Stessa situazione di stagnazione per Matteo D’Angelo, che ad oggi non sa ancora «se è indagato» e «per quale reato». Sulla sua vita professionale e familiare «pende una spada di Damocle perché da un momento all’altro potrebbe arrivare un avviso di garanzia e non si vive bene così. Quindi – prosegue – voglio un processo pubblico a porte aperte». D’Angelo, volontario di Soccorso Civile, ha accompagnato in Svizzera la signora Ines, lombarda di 51 anni, affetta da sclerosi multipla, morta il 30 luglio 2024 e Martina Oppelli, 50enne triestina, affetta dalla stessa malattia, morta il 31 luglio 2025.

I processi fantasma

Anche il procedimento che coinvolge Elena Altamira, malata oncologica e morta in Svizzera ad agosto 2022, è ancora aperto. A seguito della decisione della Corte costituzionale, si legge sul sito dell’Associazione Coscioni, dopo tre anni il procedimento risulta ancora pendente dinanzi al tribunale di Milano.

Nello specifico il giudice per le indagini preliminari (gip) dovrà decidere sulla richiesta di archiviazione formulata dal pubblico ministero, anche alla luce della sentenza della Consulta. Sua figlia, Cinzia Crivellari, non ha potuto accompagnarla: «Sarei stata incriminata e quindi il nostro ultimo saluto è avvenuto il giorno in cui è partita, al telefono, tra le lacrime. Io penso che questo sia molto crudele», afferma. Altamira è stata accompagnata in Svizzera da Marco Cappato. 

Altri due fascicoli riguardano casi simili: il primo è legato a Massimiliano, toscano affetto da sclerosi multipla, deceduto in Svizzera l’8 dicembre 2022. Sul caso è stato sollevato un incidente di costituzionalità che ha portato all’intervento della Consulta. Il gip ha disposto l’imputazione coatta per Cappato, Felicetta Maltese e Chiara Lalli, e il 4 giugno 2025 il gup ha trasferito gli atti alla Procura di Como. Il secondo fascicolo riguarda Paola, bolognese, morta sempre nel Paese elvetico l’8 febbraio 2023, ma la competenza è della procura di Bologna.

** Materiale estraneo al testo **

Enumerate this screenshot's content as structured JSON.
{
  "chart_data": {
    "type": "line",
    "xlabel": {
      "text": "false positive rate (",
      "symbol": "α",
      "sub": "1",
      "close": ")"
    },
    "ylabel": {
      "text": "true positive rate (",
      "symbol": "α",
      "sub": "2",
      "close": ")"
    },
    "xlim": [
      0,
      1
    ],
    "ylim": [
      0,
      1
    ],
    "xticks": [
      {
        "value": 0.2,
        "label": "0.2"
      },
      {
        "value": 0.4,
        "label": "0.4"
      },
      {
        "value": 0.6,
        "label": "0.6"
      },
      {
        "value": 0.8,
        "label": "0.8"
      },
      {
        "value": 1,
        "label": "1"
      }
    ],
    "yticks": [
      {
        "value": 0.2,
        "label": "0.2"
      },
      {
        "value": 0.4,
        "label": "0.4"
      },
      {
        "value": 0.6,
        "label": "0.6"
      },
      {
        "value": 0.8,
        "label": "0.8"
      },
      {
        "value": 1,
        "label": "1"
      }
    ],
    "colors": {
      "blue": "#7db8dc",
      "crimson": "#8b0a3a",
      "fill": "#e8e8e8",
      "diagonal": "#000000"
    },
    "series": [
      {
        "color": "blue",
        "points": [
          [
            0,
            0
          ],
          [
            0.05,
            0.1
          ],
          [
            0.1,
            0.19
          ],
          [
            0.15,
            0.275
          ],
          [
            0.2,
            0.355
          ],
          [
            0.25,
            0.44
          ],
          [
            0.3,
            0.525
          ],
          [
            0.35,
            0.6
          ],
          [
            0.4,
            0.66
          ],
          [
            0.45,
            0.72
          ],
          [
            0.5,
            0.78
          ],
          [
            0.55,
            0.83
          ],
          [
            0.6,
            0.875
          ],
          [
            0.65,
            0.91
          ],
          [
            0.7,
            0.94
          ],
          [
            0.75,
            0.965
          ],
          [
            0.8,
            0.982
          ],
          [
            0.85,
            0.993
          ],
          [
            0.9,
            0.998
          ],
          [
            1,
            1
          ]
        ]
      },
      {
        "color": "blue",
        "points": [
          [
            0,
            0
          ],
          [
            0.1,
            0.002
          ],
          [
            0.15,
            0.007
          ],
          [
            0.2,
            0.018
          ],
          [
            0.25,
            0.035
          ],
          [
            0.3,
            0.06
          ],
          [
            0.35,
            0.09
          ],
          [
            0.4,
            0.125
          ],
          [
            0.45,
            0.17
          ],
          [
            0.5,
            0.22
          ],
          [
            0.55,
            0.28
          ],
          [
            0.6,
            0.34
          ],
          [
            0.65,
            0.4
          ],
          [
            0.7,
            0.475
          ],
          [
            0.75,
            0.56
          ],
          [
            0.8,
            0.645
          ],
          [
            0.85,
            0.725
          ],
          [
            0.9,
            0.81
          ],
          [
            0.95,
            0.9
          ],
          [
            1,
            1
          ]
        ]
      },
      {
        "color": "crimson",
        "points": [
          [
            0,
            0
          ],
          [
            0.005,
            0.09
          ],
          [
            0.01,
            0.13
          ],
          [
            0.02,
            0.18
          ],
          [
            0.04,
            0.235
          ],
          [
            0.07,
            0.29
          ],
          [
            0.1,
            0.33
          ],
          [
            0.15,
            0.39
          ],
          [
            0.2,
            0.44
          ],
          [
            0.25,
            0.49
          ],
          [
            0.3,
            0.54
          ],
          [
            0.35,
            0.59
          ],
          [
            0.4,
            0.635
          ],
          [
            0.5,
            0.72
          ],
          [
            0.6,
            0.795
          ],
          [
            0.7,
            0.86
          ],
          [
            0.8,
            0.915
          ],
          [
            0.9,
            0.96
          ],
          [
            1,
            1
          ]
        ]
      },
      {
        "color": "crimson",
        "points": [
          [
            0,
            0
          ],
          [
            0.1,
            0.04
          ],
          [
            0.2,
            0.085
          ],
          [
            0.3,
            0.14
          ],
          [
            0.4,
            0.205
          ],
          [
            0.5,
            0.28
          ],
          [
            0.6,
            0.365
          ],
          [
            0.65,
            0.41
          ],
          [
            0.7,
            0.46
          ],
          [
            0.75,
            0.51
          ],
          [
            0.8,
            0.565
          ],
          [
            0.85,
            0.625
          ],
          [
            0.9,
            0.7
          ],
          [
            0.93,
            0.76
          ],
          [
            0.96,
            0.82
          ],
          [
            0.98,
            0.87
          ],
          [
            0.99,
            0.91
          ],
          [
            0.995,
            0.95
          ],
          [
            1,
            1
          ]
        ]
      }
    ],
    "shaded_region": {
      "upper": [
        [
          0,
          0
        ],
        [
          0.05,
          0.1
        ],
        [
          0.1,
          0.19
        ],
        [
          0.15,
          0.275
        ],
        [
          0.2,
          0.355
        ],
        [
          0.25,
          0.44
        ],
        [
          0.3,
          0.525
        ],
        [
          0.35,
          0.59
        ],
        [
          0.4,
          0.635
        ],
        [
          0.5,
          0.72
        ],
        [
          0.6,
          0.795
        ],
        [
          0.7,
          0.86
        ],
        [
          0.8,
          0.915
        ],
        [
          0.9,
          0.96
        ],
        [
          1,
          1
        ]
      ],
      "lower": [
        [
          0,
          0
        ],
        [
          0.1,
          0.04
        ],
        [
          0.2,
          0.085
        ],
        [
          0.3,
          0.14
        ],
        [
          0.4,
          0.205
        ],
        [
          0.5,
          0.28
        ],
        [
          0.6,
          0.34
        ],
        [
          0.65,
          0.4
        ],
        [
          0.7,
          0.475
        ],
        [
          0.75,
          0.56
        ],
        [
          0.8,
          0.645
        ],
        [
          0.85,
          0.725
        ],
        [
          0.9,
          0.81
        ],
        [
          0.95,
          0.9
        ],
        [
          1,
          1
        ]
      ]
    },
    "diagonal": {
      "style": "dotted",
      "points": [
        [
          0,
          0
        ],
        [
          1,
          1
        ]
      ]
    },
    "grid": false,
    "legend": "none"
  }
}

La legge sul fine vita che non c’è

Anche per Fabrizio (nome di fantasia), 79enne ligure, affetto da patologia neurodegenerativa, deceduto il 24 settembre 2025, con l’aiuto di Cinzia Fornero e Roberta Pelletta e Marco Cappato, non è ancora stata emessa alcuna sentenza. «Forse perché il Parlamento sta finalmente discutendo una legge sul fine vita?», si chiede Cappato. L’11 settembre scorso il Senato è tornato a parlare del disegno di legge sul fine vita, fermo da mesi in Commissione.

Alla prima seduta congiunta di Giustizia e Affari sociali dopo la pausa estiva, i due relatori – i senatori Pierantonio Zanettin (FI) e Ignazio Zullo (FdI) – hanno presentato sette nuovi emendamenti, tra cui una stretta sul servizio sanitario nazionale (Ssn): chi sceglie di ricorrere al suicidio assistito dovrà sostenere personalmente tutte le spese, poiché farmaci, strumentazioni, assistenza medica e ricovero restano esclusi dalla copertura del Ssn. «Un testo di legge – afferma Cappato – che cancella i pochi diritti ottenuti in vent’anni di disobbedienza».